The acquired mass spectrometry data were processed for identification and quantification using Spectronaut (v.19.0240606.62635; Biognosys) in directDIA mode. Spectra were searched against a canonical Swiss-Prot database for human and common protein contaminants (NCBI taxonomy ID 9606; release date 30 March 2023). Carbamidomethylation of cysteine was set as fixed modification, whereas methionine oxidation, N-terminal protein acetylation, GlyGly and LeuArgGlyGly on lysine residues were set as variable modifications. Enzyme specificity was set to trypsin/P allowing a minimal peptide length of seven amino acids and a maximum of two missed cleavages. Precursor and fragment tolerance was set to dynamic for the initial search. The maximum false discovery rate was set to 0.01 for peptides and 0.01 for proteins. Protein quantification was performed in Spectronaut using the default post-translational modification settings. The quantitative data were extracted using the BGS Factory Report (default) and used for follow-up analyses.

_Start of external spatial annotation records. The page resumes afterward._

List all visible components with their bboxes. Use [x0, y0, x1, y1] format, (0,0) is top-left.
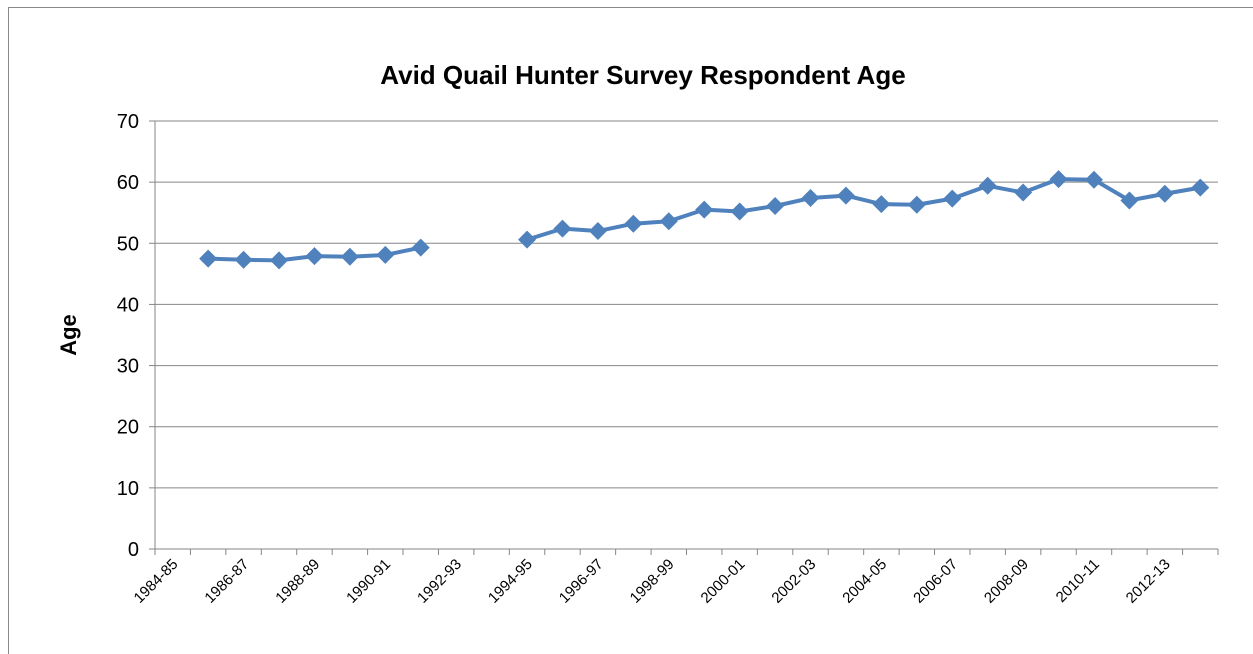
marker: [1014, 183, 1033, 202]
marker: [305, 247, 324, 266]
y-tick-label: 20: [117, 417, 139, 439]
marker: [376, 245, 395, 264]
y-axis-label: Age: [56, 314, 81, 356]
marker: [836, 186, 855, 205]
marker: [872, 195, 891, 214]
marker: [978, 176, 997, 195]
marker: [1049, 170, 1068, 189]
marker: [907, 195, 926, 214]
marker: [518, 230, 537, 249]
chart-title: Avid Quail Hunter Survey Respondent Age: [380, 60, 905, 90]
marker: [270, 251, 289, 270]
marker: [766, 196, 785, 215]
marker: [1191, 178, 1210, 197]
marker: [943, 189, 962, 208]
y-tick-label: 0: [128, 539, 139, 561]
marker: [1084, 170, 1103, 189]
marker: [730, 202, 749, 221]
y-tick-label: 40: [117, 294, 139, 316]
marker: [1120, 191, 1139, 210]
marker: [624, 214, 643, 233]
y-tick-label: 10: [117, 478, 139, 500]
y-tick-label: 30: [117, 356, 139, 378]
marker: [553, 219, 572, 238]
marker: [340, 247, 359, 266]
marker: [234, 250, 253, 269]
marker: [588, 222, 607, 241]
y-tick-label: 60: [117, 172, 139, 194]
marker: [801, 189, 820, 208]
marker: [695, 200, 714, 219]
marker: [411, 238, 430, 257]
y-tick-label: 50: [117, 233, 139, 255]
marker: [1155, 184, 1174, 203]
chart-frame: [8, 7, 1253, 654]
marker: [199, 249, 218, 268]
marker: [659, 212, 678, 231]
y-tick-label: 70: [117, 111, 139, 133]
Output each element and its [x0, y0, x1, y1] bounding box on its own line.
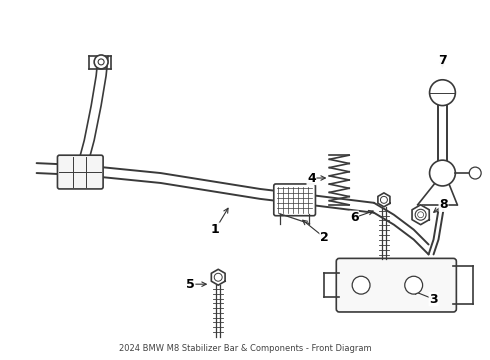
Text: 4: 4: [307, 171, 316, 185]
Polygon shape: [211, 269, 225, 285]
Polygon shape: [378, 193, 390, 207]
Text: 2024 BMW M8 Stabilizer Bar & Components - Front Diagram: 2024 BMW M8 Stabilizer Bar & Components …: [119, 344, 371, 353]
Circle shape: [405, 276, 422, 294]
Text: 1: 1: [211, 223, 220, 236]
FancyBboxPatch shape: [57, 155, 103, 189]
Circle shape: [352, 276, 370, 294]
Polygon shape: [412, 205, 429, 225]
Circle shape: [430, 80, 455, 105]
Circle shape: [94, 55, 108, 69]
FancyBboxPatch shape: [336, 258, 456, 312]
Text: 6: 6: [350, 211, 359, 224]
Text: 2: 2: [320, 231, 329, 244]
Text: 5: 5: [186, 278, 195, 291]
Circle shape: [430, 160, 455, 186]
Text: 3: 3: [429, 293, 438, 306]
Circle shape: [469, 167, 481, 179]
Text: 8: 8: [439, 198, 448, 211]
Text: 7: 7: [438, 54, 447, 67]
FancyBboxPatch shape: [274, 184, 316, 216]
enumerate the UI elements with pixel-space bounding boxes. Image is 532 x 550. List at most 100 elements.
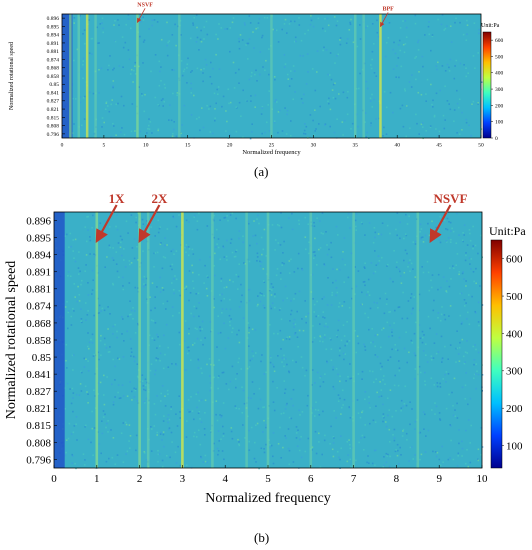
x-tick-label: 50 bbox=[478, 143, 484, 149]
spectral-line-6 bbox=[245, 212, 248, 468]
y-tick-label: 0.841 bbox=[47, 90, 60, 96]
heatmap-texture bbox=[54, 212, 484, 470]
panel-a-chart: 0 5 10 15 20 25 30 35 40 45 50 0.896 0.895 0.894 0.891… bbox=[9, 2, 504, 156]
y-tick-label: 0.796 bbox=[47, 132, 60, 138]
colorbar bbox=[482, 31, 492, 139]
x-tick-label: 10 bbox=[143, 143, 149, 149]
y-axis-label: Normalized rotational speed bbox=[9, 42, 15, 110]
y-tick-label: 0.85 bbox=[49, 82, 59, 88]
y-tick-label: 0.808 bbox=[47, 124, 60, 130]
x-tick-label: 5 bbox=[265, 473, 271, 485]
annotation-arrow bbox=[138, 204, 161, 243]
x-tick-label: 45 bbox=[436, 143, 442, 149]
spectral-line-3 bbox=[85, 14, 89, 138]
colorbar-tick-label: 100 bbox=[495, 120, 504, 126]
y-tick-label: 0.868 bbox=[26, 318, 51, 330]
y-tick-label: 0.868 bbox=[47, 66, 60, 72]
spectral-line-5 bbox=[136, 14, 139, 138]
colorbar-tick-label: 400 bbox=[495, 71, 504, 77]
heatmap-edge bbox=[54, 212, 65, 468]
colorbar-label: Unit:Pa bbox=[481, 23, 500, 29]
spectral-line-2 bbox=[77, 14, 80, 138]
colorbar-tick-label: 500 bbox=[495, 54, 504, 60]
y-tick-label: 0.85 bbox=[32, 352, 52, 364]
spectral-line-2 bbox=[138, 212, 141, 468]
colorbar-tick-label: 600 bbox=[506, 254, 523, 266]
x-tick-label: 2 bbox=[137, 473, 143, 485]
annotation-arrow bbox=[429, 204, 452, 243]
colorbar-tick-label: 400 bbox=[506, 328, 523, 340]
spectral-line-7 bbox=[266, 212, 270, 468]
heatmap-edge bbox=[62, 14, 73, 138]
x-tick-label: 10 bbox=[477, 473, 489, 485]
x-tick-label: 40 bbox=[394, 143, 400, 149]
y-tick-label: 0.896 bbox=[26, 215, 51, 227]
y-tick-label: 0.881 bbox=[47, 49, 60, 55]
colorbar-tick-label: 200 bbox=[506, 403, 523, 415]
x-tick-label: 8 bbox=[394, 473, 400, 485]
x-tick-label: 0 bbox=[51, 473, 57, 485]
x-tick-label: 35 bbox=[353, 143, 359, 149]
spectral-line-4 bbox=[94, 14, 97, 138]
x-tick-label: 5 bbox=[103, 143, 106, 149]
spectral-line-3 bbox=[146, 212, 150, 468]
annotation-label: NSVF bbox=[137, 2, 153, 8]
x-tick-label: 9 bbox=[436, 473, 442, 485]
colorbar-tick-label: 600 bbox=[495, 38, 504, 44]
y-tick-label: 0.881 bbox=[26, 284, 51, 296]
y-tick-label: 0.827 bbox=[26, 386, 51, 398]
spectral-line-1 bbox=[95, 212, 99, 468]
spectral-line-8 bbox=[309, 212, 313, 468]
spectral-line-7 bbox=[270, 14, 273, 138]
y-tick-label: 0.827 bbox=[47, 99, 60, 105]
colorbar-label: Unit:Pa bbox=[489, 224, 526, 238]
y-tick-label: 0.896 bbox=[47, 16, 60, 22]
annotation-label: 1X bbox=[109, 191, 126, 206]
y-tick-label: 0.891 bbox=[47, 41, 60, 47]
spectral-line-5 bbox=[211, 212, 214, 468]
colorbar-tick-label: 100 bbox=[506, 440, 523, 452]
y-tick-label: 0.808 bbox=[26, 437, 51, 449]
colorbar-tick-label: 0 bbox=[495, 136, 498, 142]
y-tick-label: 0.891 bbox=[26, 267, 51, 279]
y-tick-label: 0.895 bbox=[26, 232, 51, 244]
x-tick-label: 4 bbox=[222, 473, 228, 485]
x-tick-label: 20 bbox=[227, 143, 233, 149]
x-axis-label: Normalized frequency bbox=[242, 149, 301, 156]
annotation-label: 2X bbox=[151, 191, 168, 206]
heatmap-texture bbox=[62, 14, 483, 140]
x-tick-label: 30 bbox=[311, 143, 317, 149]
y-tick-label: 0.874 bbox=[47, 57, 60, 63]
annotation-label: NSVF bbox=[433, 191, 467, 206]
y-tick-label: 0.858 bbox=[26, 335, 51, 347]
panel-b-chart: 0 1 2 3 4 5 6 7 8 9 10 0.896 0.895 0.894 0.891 0.881 0.8… bbox=[4, 191, 526, 506]
y-tick-label: 0.894 bbox=[47, 33, 60, 39]
colorbar-tick-label: 200 bbox=[495, 103, 504, 109]
y-tick-label: 0.895 bbox=[47, 24, 60, 30]
colorbar-tick-label: 300 bbox=[495, 87, 504, 93]
y-tick-label: 0.815 bbox=[26, 420, 51, 432]
colorbar-tick-label: 500 bbox=[506, 291, 523, 303]
y-tick-label: 0.874 bbox=[26, 301, 51, 313]
y-tick-label: 0.858 bbox=[47, 74, 60, 80]
x-tick-label: 25 bbox=[269, 143, 275, 149]
panel-a-label: (a) bbox=[254, 164, 269, 179]
x-axis-label: Normalized frequency bbox=[205, 491, 331, 506]
x-tick-label: 7 bbox=[351, 473, 357, 485]
spectral-line-10 bbox=[416, 212, 420, 468]
y-tick-label: 0.894 bbox=[26, 250, 51, 262]
x-tick-label: 15 bbox=[185, 143, 191, 149]
x-tick-label: 6 bbox=[308, 473, 314, 485]
spectral-line-10 bbox=[379, 14, 382, 138]
annotation-arrow bbox=[380, 12, 389, 28]
spectral-line-6 bbox=[178, 14, 181, 138]
y-tick-label: 0.821 bbox=[47, 107, 60, 113]
spectral-line-8 bbox=[354, 14, 357, 138]
annotation-arrow bbox=[137, 8, 146, 23]
y-tick-label: 0.821 bbox=[26, 403, 51, 415]
x-tick-label: 0 bbox=[61, 143, 64, 149]
spectral-line-1 bbox=[69, 14, 72, 138]
y-tick-label: 0.796 bbox=[26, 454, 51, 466]
annotation-arrow bbox=[95, 204, 118, 243]
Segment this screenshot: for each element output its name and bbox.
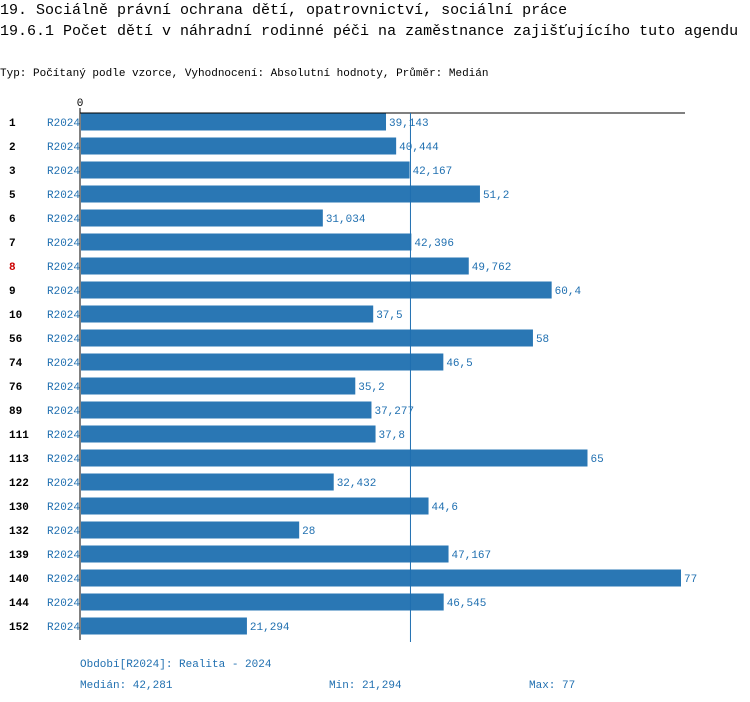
value-label: 32,432 [337, 478, 377, 490]
value-label: 35,2 [358, 382, 384, 394]
period-label: R2024 [47, 574, 80, 586]
period-label: R2024 [47, 526, 80, 538]
value-label: 60,4 [555, 286, 582, 298]
period-label: R2024 [47, 166, 80, 178]
category-label: 56 [9, 334, 22, 346]
category-label: 122 [9, 478, 29, 490]
median-label: Medián: 42,281 [80, 680, 173, 692]
category-label: 10 [9, 310, 22, 322]
period-label: R2024 [47, 502, 80, 514]
category-label: 89 [9, 406, 22, 418]
value-label: 39,143 [389, 118, 429, 130]
bar [81, 425, 376, 443]
bar [81, 281, 552, 299]
period-label: R2024 [47, 142, 80, 154]
bar [81, 113, 387, 131]
value-label: 47,167 [452, 550, 492, 562]
category-label: 8 [9, 262, 16, 274]
category-label: 7 [9, 238, 16, 250]
bar [81, 233, 412, 251]
period-label: R2024 [47, 286, 80, 298]
bar [81, 545, 449, 563]
x-tick-label: 0 [77, 98, 84, 110]
value-label: 31,034 [326, 214, 366, 226]
value-label: 77 [684, 574, 697, 586]
period-label: R2024 [47, 214, 80, 226]
category-label: 152 [9, 622, 29, 634]
category-label: 130 [9, 502, 29, 514]
value-label: 51,2 [483, 190, 509, 202]
bar [81, 593, 444, 611]
category-label: 6 [9, 214, 16, 226]
period-label: R2024 [47, 118, 80, 130]
value-label: 44,6 [432, 502, 458, 514]
period-label: R2024 [47, 382, 80, 394]
bar [81, 209, 323, 227]
value-label: 46,5 [446, 358, 472, 370]
period-label: R2024 [47, 334, 80, 346]
max-label: Max: 77 [529, 680, 575, 692]
bar [81, 161, 410, 179]
period-label: R2024 [47, 262, 80, 274]
category-label: 1 [9, 118, 16, 130]
value-label: 37,277 [374, 406, 414, 418]
value-label: 46,545 [447, 598, 487, 610]
period-label: R2024 [47, 310, 80, 322]
value-label: 21,294 [250, 622, 290, 634]
bar [81, 353, 444, 371]
bar [81, 329, 533, 347]
period-note: Období[R2024]: Realita - 2024 [80, 659, 272, 671]
period-label: R2024 [47, 622, 80, 634]
period-label: R2024 [47, 598, 80, 610]
category-label: 3 [9, 166, 16, 178]
bar [81, 617, 247, 635]
value-label: 58 [536, 334, 549, 346]
category-label: 2 [9, 142, 16, 154]
bar [81, 449, 588, 467]
category-label: 140 [9, 574, 29, 586]
period-label: R2024 [47, 478, 80, 490]
category-label: 5 [9, 190, 16, 202]
category-label: 74 [9, 358, 23, 370]
value-label: 65 [590, 454, 603, 466]
bar [81, 497, 429, 515]
category-label: 144 [9, 598, 29, 610]
value-label: 49,762 [472, 262, 512, 274]
value-label: 37,8 [379, 430, 405, 442]
bar [81, 473, 334, 491]
min-label: Min: 21,294 [329, 680, 402, 692]
title: 19. Sociálně právní ochrana dětí, opatro… [0, 2, 568, 19]
bar [81, 401, 372, 419]
value-label: 40,444 [399, 142, 439, 154]
category-label: 111 [9, 430, 29, 442]
period-label: R2024 [47, 550, 80, 562]
period-label: R2024 [47, 454, 80, 466]
bar [81, 185, 480, 203]
category-label: 139 [9, 550, 29, 562]
value-label: 42,167 [413, 166, 453, 178]
bar [81, 521, 300, 539]
value-label: 42,396 [414, 238, 454, 250]
bar [81, 569, 681, 587]
bar [81, 257, 469, 275]
period-label: R2024 [47, 406, 80, 418]
description: Typ: Počítaný podle vzorce, Vyhodnocení:… [0, 67, 488, 80]
period-label: R2024 [47, 238, 80, 250]
category-label: 113 [9, 454, 29, 466]
period-label: R2024 [47, 190, 80, 202]
category-label: 76 [9, 382, 22, 394]
bar [81, 137, 397, 155]
subtitle: 19.6.1 Počet dětí v náhradní rodinné péč… [0, 23, 739, 40]
value-label: 28 [302, 526, 315, 538]
value-label: 37,5 [376, 310, 402, 322]
category-label: 9 [9, 286, 16, 298]
period-label: R2024 [47, 358, 80, 370]
bar [81, 377, 356, 395]
bar [81, 305, 374, 323]
period-label: R2024 [47, 430, 80, 442]
category-label: 132 [9, 526, 29, 538]
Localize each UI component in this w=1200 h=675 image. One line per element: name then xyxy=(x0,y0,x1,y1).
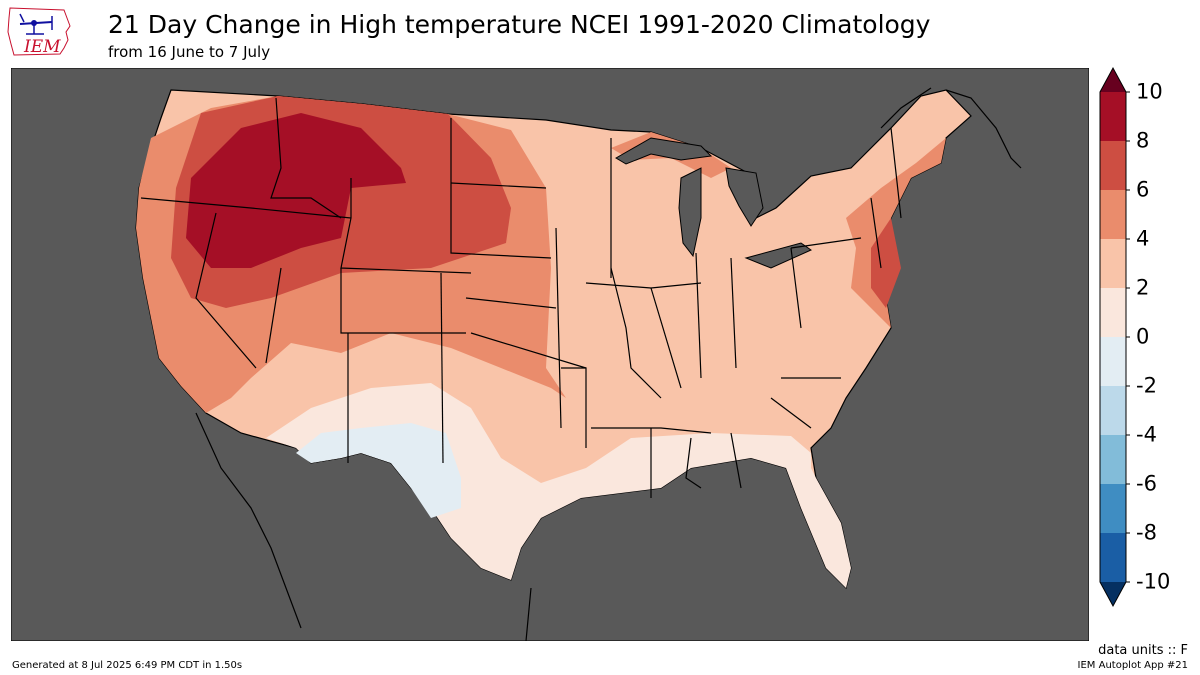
data-units-label: data units :: F xyxy=(1098,643,1188,658)
colorbar-segment xyxy=(1100,190,1126,240)
lake-huron xyxy=(725,167,764,227)
colorbar-tick-label: -10 xyxy=(1136,569,1171,594)
colorbar-tick-label: -4 xyxy=(1136,422,1157,447)
mexico-coast xyxy=(195,412,532,641)
colorbar-extend-max xyxy=(1100,68,1126,92)
generated-timestamp: Generated at 8 Jul 2025 6:49 PM CDT in 1… xyxy=(12,660,243,671)
colorbar-segment xyxy=(1100,435,1126,485)
colorbar-tick-label: -2 xyxy=(1136,373,1157,398)
colorbar-segment xyxy=(1100,337,1126,387)
iem-logo[interactable]: IEM xyxy=(6,4,72,60)
app-id-label: IEM Autoplot App #21 xyxy=(1077,660,1188,671)
colorbar-tick-label: 6 xyxy=(1136,177,1150,202)
colorbar-segment xyxy=(1100,533,1126,583)
colorbar-segment xyxy=(1100,288,1126,338)
colorbar-tick-label: 10 xyxy=(1136,79,1163,104)
state-boundaries xyxy=(140,97,902,498)
colorbar-segment xyxy=(1100,484,1126,534)
zone-6-8-northeast xyxy=(871,218,901,308)
logo-text: IEM xyxy=(24,37,61,57)
page-subtitle: from 16 June to 7 July xyxy=(108,43,271,61)
page-title: 21 Day Change in High temperature NCEI 1… xyxy=(108,10,931,39)
canada-coast xyxy=(880,87,1022,169)
colorbar-tick-label: 0 xyxy=(1136,324,1150,349)
colorbar-segment xyxy=(1100,386,1126,436)
temperature-map xyxy=(11,68,1089,641)
colorbar-tick-label: 8 xyxy=(1136,128,1150,153)
zone-8-10 xyxy=(186,113,406,268)
colorbar-tick-label: 4 xyxy=(1136,226,1150,251)
colorbar-segment xyxy=(1100,239,1126,289)
colorbar-tick-label: -6 xyxy=(1136,471,1157,496)
colorbar-tick-label: 2 xyxy=(1136,275,1150,300)
lake-michigan xyxy=(678,167,702,258)
colorbar-extend-min xyxy=(1100,582,1126,606)
zone-neg2-0 xyxy=(296,423,461,518)
lake-erie xyxy=(744,242,813,269)
colorbar xyxy=(1099,66,1130,608)
colorbar-tick-label: -8 xyxy=(1136,520,1157,545)
colorbar-segment xyxy=(1100,92,1126,142)
lake-superior xyxy=(615,137,713,165)
colorbar-segment xyxy=(1100,141,1126,191)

For statistical evaluation and site-specific integration of the results, the Spectronaut modification output was filtered for only confidently assigned diGly modified peptides, and for each diGly peptide assignment, the number of diGly modifications, the modified residue and position in the protein were parsed into a data frame. Further, a new identifier was generated that comprised the protein accession, the diGly acceptor residue and the diGly site in the full-length protein. This identifier was then used to summarize (sum) quantities from each sample. This site-centric data are then further analysed using the prolfqua R package76.

For this, the data are log2-transformed and normalized with a robust z-score transformation. A linear model is fitted to each diGly peptide abundance to compute the significant differences between different conditions. These group comparisons (contrasts) were evaluated with a moderated Wald test with pooled variance (as implemented in the limma R package77. The resulting P values were adjusted for multiple testing using the Benjamini–Hochberg method. All relevant mass spectrometry data are included in the Source data Excel file.

Reporting summary

Further information on research design is available in the Nature Portfolio Reporting Summary linked to this article.